Useful background data on religious persecution in the Middle East.
Palestinians: The Only Acceptable Peace Plan
by Bassam Tawil
June 25, 2018

Unfortunately, Mr. Tawil is right.
Arab states not waiting for the Palestinians

Reviews evidence the Arab World is prepared to support Trump's "Deal of the Century".
JULY 7, 2018

Focuses on role external supporters have had in preventing Palestinian recognition of the options actually available to them, and thus prolonging the conflict.
After Hamas: Why Israel Fears A Power Vacuum in Gaza

Here is the text of a letter I sent to The Jerusalem Post on this matter a month ago:
Changing the Gaza Paradigm
Dear Sir or Madame:

Solving the domestic issues of Gaza may not be possible until there is a resolution of its ultimate fate.  There are only four possibilities here, and consideration of them points directly to what must happen next:

1) Hamas remains in control of Gaza--  If this turns out to be case, the fate of Gazans is sealed: their lives will continue to deteriorate as their rulers focus on using the territory as a base for an ongoing war against the Jews.  More death and destruction lie ahead and there is little point addressing civilian needs.

2) Gaza is reunited with the West Bank--  This is the "Palestinian State" scenario, but there is no way to know whether it would mean Gaza coming under the control of the PA or the West Bank coming under the control of Hamas, leading to the same outcome there we have seen in Gaza.  With the PA heading toward internal problems of its own, this is a non-starter.

3) Israel reasserts control in Gaza--  Doing so would require a lengthy urban war that would result in massive casualties and near-universal condemnation of Israel.  Presumably a return to focusing on civilian needs would follow it, but by then the damage would likely be overwhelming.  This is also not in the cards.

4) Gaza is turned over to Egypt-- This would be a reversion to the status quo ante 1967.  It would enable Egypt to root out the Muslim Brotherhood and other enemies of Egypt based in Gaza and likely help Egypt suppress Islamic State activities in Sinai.  Since the world generally doesn't care when Arabs kill Arabs, whatever devastation resulted from asserting Egyptian authority would likely be ignored.
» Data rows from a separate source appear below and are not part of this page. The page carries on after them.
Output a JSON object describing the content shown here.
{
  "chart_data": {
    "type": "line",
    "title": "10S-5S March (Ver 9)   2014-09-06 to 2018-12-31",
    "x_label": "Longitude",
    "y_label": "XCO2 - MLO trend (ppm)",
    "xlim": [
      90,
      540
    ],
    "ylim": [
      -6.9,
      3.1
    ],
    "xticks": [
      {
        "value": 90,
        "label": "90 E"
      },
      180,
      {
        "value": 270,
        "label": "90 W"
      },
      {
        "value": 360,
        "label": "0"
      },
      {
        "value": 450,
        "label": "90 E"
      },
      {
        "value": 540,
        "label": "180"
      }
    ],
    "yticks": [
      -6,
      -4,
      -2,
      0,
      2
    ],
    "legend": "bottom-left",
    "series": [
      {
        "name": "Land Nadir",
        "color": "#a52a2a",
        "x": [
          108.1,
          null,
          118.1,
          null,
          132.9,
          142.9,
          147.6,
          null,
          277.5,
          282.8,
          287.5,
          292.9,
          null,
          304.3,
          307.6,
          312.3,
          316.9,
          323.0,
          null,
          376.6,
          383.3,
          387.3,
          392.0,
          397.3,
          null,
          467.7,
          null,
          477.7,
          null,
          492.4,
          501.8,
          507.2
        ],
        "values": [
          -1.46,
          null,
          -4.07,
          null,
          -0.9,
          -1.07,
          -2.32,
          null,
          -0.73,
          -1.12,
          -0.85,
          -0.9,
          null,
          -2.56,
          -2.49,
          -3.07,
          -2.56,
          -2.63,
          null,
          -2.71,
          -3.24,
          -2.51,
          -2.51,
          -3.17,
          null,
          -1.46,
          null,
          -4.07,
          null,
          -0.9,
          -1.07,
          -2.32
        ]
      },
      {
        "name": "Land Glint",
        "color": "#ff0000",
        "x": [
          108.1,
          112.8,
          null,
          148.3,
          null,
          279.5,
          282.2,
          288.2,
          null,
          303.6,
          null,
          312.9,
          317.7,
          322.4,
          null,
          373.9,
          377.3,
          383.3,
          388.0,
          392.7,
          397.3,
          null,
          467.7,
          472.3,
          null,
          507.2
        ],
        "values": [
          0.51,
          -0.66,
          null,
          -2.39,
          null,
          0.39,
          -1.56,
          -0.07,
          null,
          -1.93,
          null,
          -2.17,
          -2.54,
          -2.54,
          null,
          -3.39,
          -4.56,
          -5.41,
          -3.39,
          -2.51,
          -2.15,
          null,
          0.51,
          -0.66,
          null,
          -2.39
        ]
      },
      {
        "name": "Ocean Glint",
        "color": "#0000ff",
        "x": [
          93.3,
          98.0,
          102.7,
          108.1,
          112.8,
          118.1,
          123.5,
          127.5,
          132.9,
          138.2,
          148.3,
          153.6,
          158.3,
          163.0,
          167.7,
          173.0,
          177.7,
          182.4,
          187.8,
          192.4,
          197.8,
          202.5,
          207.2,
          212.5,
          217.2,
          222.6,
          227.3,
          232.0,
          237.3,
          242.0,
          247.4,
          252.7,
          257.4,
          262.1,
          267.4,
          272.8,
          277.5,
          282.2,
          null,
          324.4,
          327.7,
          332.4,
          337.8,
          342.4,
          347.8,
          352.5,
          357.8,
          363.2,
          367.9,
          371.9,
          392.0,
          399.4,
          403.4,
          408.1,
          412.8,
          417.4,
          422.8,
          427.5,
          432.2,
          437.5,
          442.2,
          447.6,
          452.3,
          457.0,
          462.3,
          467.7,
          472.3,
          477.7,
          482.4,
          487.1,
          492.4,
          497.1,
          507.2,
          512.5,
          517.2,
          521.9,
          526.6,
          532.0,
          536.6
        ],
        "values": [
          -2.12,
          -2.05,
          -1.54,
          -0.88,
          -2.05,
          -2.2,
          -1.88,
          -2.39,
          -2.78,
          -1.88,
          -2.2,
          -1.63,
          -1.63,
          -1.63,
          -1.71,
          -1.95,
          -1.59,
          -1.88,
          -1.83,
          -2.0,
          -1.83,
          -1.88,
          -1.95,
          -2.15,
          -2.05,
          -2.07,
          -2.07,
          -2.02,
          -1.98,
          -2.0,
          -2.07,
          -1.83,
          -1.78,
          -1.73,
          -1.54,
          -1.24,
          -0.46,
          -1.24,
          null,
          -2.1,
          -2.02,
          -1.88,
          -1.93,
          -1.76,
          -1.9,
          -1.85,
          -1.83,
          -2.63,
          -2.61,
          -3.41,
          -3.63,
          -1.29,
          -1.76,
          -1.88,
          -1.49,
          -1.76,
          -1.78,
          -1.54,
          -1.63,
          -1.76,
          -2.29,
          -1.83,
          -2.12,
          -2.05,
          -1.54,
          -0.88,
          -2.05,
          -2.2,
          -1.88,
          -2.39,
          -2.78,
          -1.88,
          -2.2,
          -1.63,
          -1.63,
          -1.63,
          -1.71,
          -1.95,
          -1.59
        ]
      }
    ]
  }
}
Having Gaza under Egyptian rule might be sufficient for the Saudis and Emiratis to underwrite reconstruction, a process that would require extensive construction and produce a large number of jobs in a place where unemployment runs rife.  It might offer hope to Gaza's young and thus reduce the anger that hopelessness has caused.

Resolving the fate of Gaza would also impact the PA and the West Bank.  Since there would no longer be any basis for a "Palestinian State" encompassing both territories, the people of the West Bank would then have to focus on their own fate.  That might create the basis for peace on that front as well.

Yale Zussman
Why Russia Needs Israel

Prof. Hillel Frisch
July 16, 2018
BESA Center Perspectives Paper No. 895

Useful for understanding Russia's/Putin's (not necessarily the same) approach to the region. The article doesn't address how Russia would square the circle of aligning with both Israel and the Shi'ites.
“Recognizing Israeli Sovereignty on the Golan Heights”

Tuesday, July 17, 2018, 10:00 a.m.
Rayburn Hearing Room 2154, Washington, DC
Ambassador Dore Gold
Testimony before the House Committee on Oversight and Governance Reform, Subcommittee on National Security

The case for recognizing Israeli annexation of the Golan.

Not beach reading, I know, but I hope it keeps you busy during these lazy days of summer.